Menelisik Rancangan Reformasi Konstitusi Kontroversial Turki

CNN Indonesia
Senin, 13 Mar 2017 17:56 WIB
Parlemen menyetujui usulan reformasi konstitusi yang diajukan pemerintah Turki, yang dinilai terlalu memusatkan kekuasaan di tangan seorang presiden.
Reformasi konstitusi ini akan menghilangkan kursi perdana menteri dari sistem pemerintahan Turki. (Reuters/Osman Orsal)
Jakarta, CNN Indonesia -- Awal Januari lalu, parlemen Turki akhirnya menyetujui rancangan reformasi konstitusi yang akan memberikan kekuasaan lebih bagi kepala pemerintahan yang kini diduduki oleh Presiden Recep Tayyip Erdogan. Salah satunya, potensi memperpanjang masa jabatannya hingga 2029.

Perubahan konstitusi ini menimbulkan gejolak dalam politik Turki. Sejumlah kelompok oposisi menilai langkah ini merupakan awal terbentuknya pemerintah otoriter. Penilaian miring juga datang dari luar negeri, misalnya dari beberapa negara Eropa seperti Jerman, Austria, dan Swiss. Baru-baru ini hubungan Turki dengan Belanda bahkan memanas terkait pelarangan demonstrasi. Sabtu kemarin, Menteri Luar Negeri Turki bahkan dilarang mendarat di Rotterdam. 

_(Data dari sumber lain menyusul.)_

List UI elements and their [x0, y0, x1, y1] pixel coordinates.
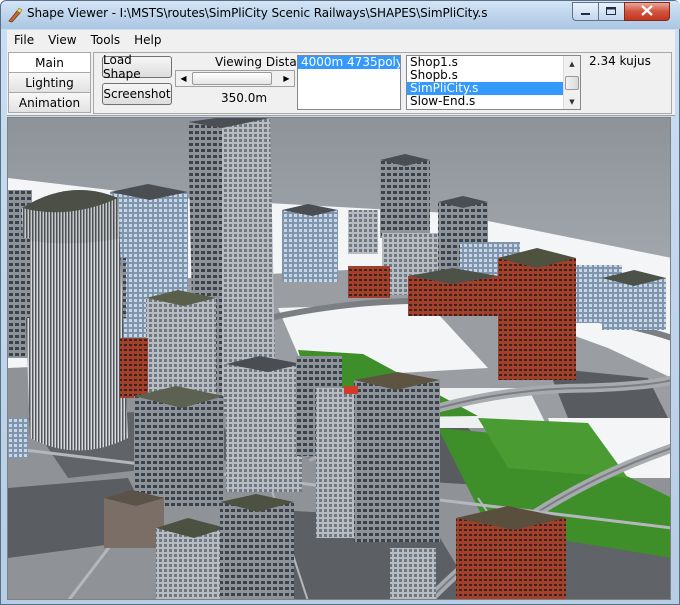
city-scene	[8, 118, 670, 599]
title-bar[interactable]: Shape Viewer - I:\MSTS\routes\SimPliCity…	[1, 1, 680, 29]
scroll-up-icon[interactable]: ▲	[564, 56, 580, 71]
shape-item[interactable]: Slow-End.s	[407, 95, 580, 108]
app-window: Shape Viewer - I:\MSTS\routes\SimPliCity…	[0, 0, 680, 605]
control-area: Main Lighting Animation Load Shape Scree…	[7, 50, 675, 116]
maximize-icon	[606, 5, 617, 19]
shape-viewer-icon	[7, 7, 23, 23]
menu-bar: File View Tools Help	[7, 30, 675, 50]
tab-lighting[interactable]: Lighting	[8, 72, 91, 93]
minimize-icon	[580, 5, 591, 19]
scroll-down-icon[interactable]: ▼	[564, 94, 580, 109]
scroll-thumb[interactable]	[565, 76, 579, 90]
3d-viewport[interactable]	[7, 117, 671, 600]
slider-right-arrow-icon[interactable]: ▶	[279, 71, 294, 86]
window-title: Shape Viewer - I:\MSTS\routes\SimPliCity…	[27, 6, 488, 20]
maximize-button[interactable]	[598, 2, 625, 21]
slider-left-arrow-icon[interactable]: ◀	[176, 71, 191, 86]
menu-tools[interactable]: Tools	[84, 30, 128, 50]
main-panel: Load Shape Screenshot Viewing Distance ◀…	[93, 52, 672, 114]
shape-list-scrollbar[interactable]: ▲ ▼	[563, 56, 580, 109]
minimize-button[interactable]	[572, 2, 599, 21]
scale-status: 2.34 kujus	[589, 54, 651, 68]
close-icon	[641, 4, 653, 19]
lod-item[interactable]: 4000m 4735polys	[298, 56, 400, 69]
viewing-distance-value: 350.0m	[221, 91, 268, 105]
shape-list[interactable]: Shop1.s Shopb.s SimPliCity.s Slow-End.s …	[406, 55, 581, 110]
menu-view[interactable]: View	[41, 30, 83, 50]
viewing-distance-slider[interactable]: ◀ ▶	[175, 70, 295, 87]
menu-file[interactable]: File	[7, 30, 41, 50]
tab-main[interactable]: Main	[8, 52, 91, 73]
slider-thumb[interactable]	[192, 72, 272, 85]
lod-list[interactable]: 4000m 4735polys	[297, 55, 401, 110]
close-button[interactable]	[624, 2, 670, 21]
load-shape-button[interactable]: Load Shape	[102, 53, 172, 81]
tab-animation[interactable]: Animation	[8, 92, 91, 113]
menu-help[interactable]: Help	[127, 30, 168, 50]
screenshot-button[interactable]: Screenshot	[102, 83, 172, 105]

Sejumlah pengamat menilai, model reformasi yang diusulkan Turki ini dinilai menurunkan mekanisme check and balance yang dapat menjamin pemerintah tetap transparan dan akuntabel.
Berikut sejumlah hal penting mengenai isi reformasi konstitusi yang diajukan pemerintahan Erdogan.

ADVERTISEMENT

SCROLL TO CONTINUE WITH CONTENT

Inti Amandemen Konstitusi

Gagasan untuk mereformasi konstitusi pertama kali diajukan oleh partai berkuasa, Partai Keadilan dan Pembangunan (AKP), tak lama setelah memenangkan pemilihan umum 2011 meski tak kunjung mendapat perhatian yang besar.

Pada 2014, setelah Erdogan didapuk menjadi presiden terpilih secara demokratis pertama, gagasan tersebut kembali muncul.

Reformasi konstitusi ini akan menghilangkan kursi perdana menteri dari sistem, menjadikan presiden bertindak sebagai kepala negara sekaligus kepala pemerintahan, dan pemimpin partai berkuasa. Selain itu, amandemen ini nantinya memberikan kewenangan presiden untuk mengeluarkan dekrit.
Rancangan konstitusi itu juga memberikan kewenangan presiden untuk menunjuk sendiri menteri kabinetnya dan sebagian besar anggota badan peradilan tertinggi negara tanpa perlu konfirmasi dari parlemen, serta mengusulkan anggaran.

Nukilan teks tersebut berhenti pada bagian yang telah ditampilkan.